Statistical Methods: Exploring the Uncertain
Preface
Statistical Methods: Exploring the Uncertain is a set of interactive course materials designed to explore statistical methods. These materials are Open Education Resources (OER) designed to serve as both the textbook and in-class labs for MATH 3382: Statistical Theory at University of Colorado Denver. MATH 3382 is an undergraduate course in statistics at the 300 (junior) level that is required for all math majors at University of Colorado Denver. These materials are not intended for an introduction to statistics course for a more general audience of students from various backgrounds that are typically at the 100 or 200 levels. Students of Mathematics, Statistics, Data Science, Economics, Biostatistics, Computer Science and other STEM fields that want to advance beyond a typical introduction to statistics course are the intended audience.
The materials are designed for full semester (3 credit) course.

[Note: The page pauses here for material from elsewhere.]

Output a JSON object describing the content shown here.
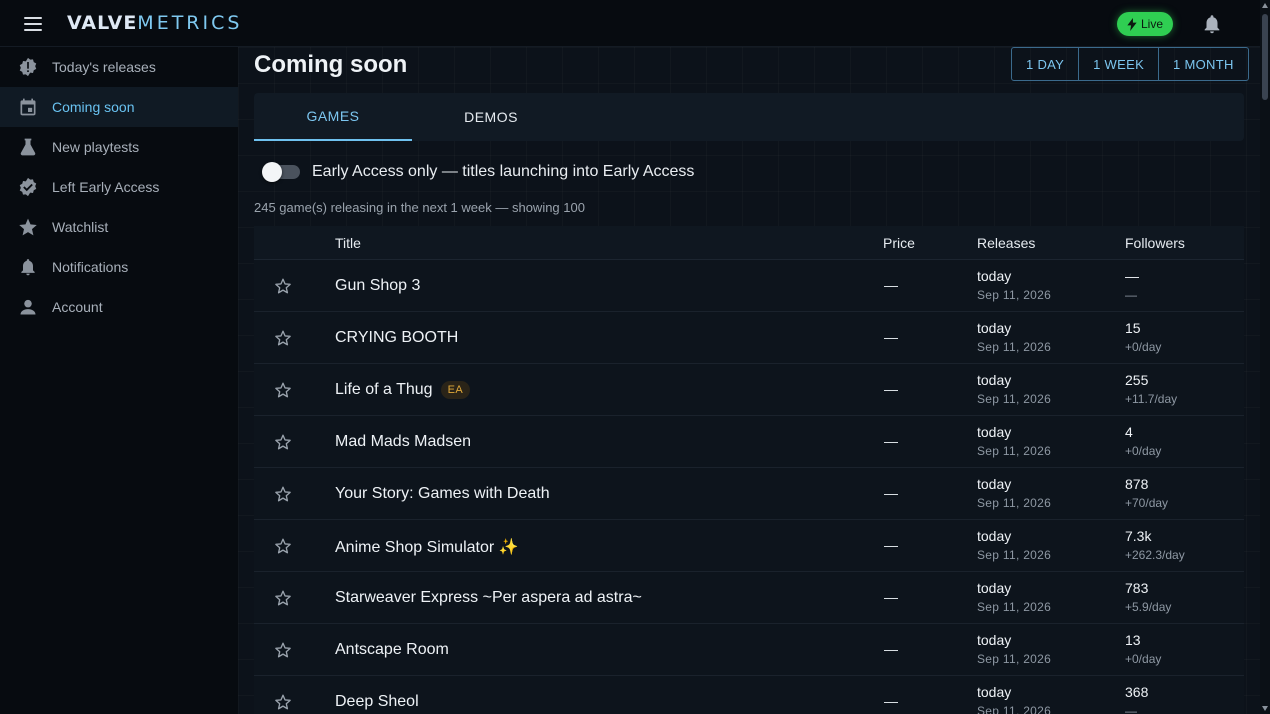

Topics covered include exploratory data analysis, statistical inference, probability, sampling distributions, maximum likelihood estimators, method of moments estimators, properties of estimators, confidence intervals (both bootstrap and parametric methods), and hypothesis tests (both permutation tests and parametric methods)
The prerequisite for the course at CU Denver is multivariable calculus; however, students with a background in single variable calculus are able to work through the materials as well. The only instance where multivariable calculus might arise is with joint probability distributions and maximum likelihood estimators for distributions with two or more parameters, both of these applications can be skipped.
Students are not required to have any previous course work in statistics, probability, or coding in R (or any other language). The “essentials” of probability are covered in Chapter 2 with a focus on how we apply theory from probability to do statistics. These materials do not include a comprehensive treatment of probability.
A Virtual Lab for Exploring Statistics
These materials are intended as set of activities to experiment and explore statistical theory and methods. Each interactive Jupyter notebooks is a “virtual laboratory” where we perform our experiments and summarize the results. The objectives of experimental mathematics/statistics are generally to make the subject more tangible, lively and fun.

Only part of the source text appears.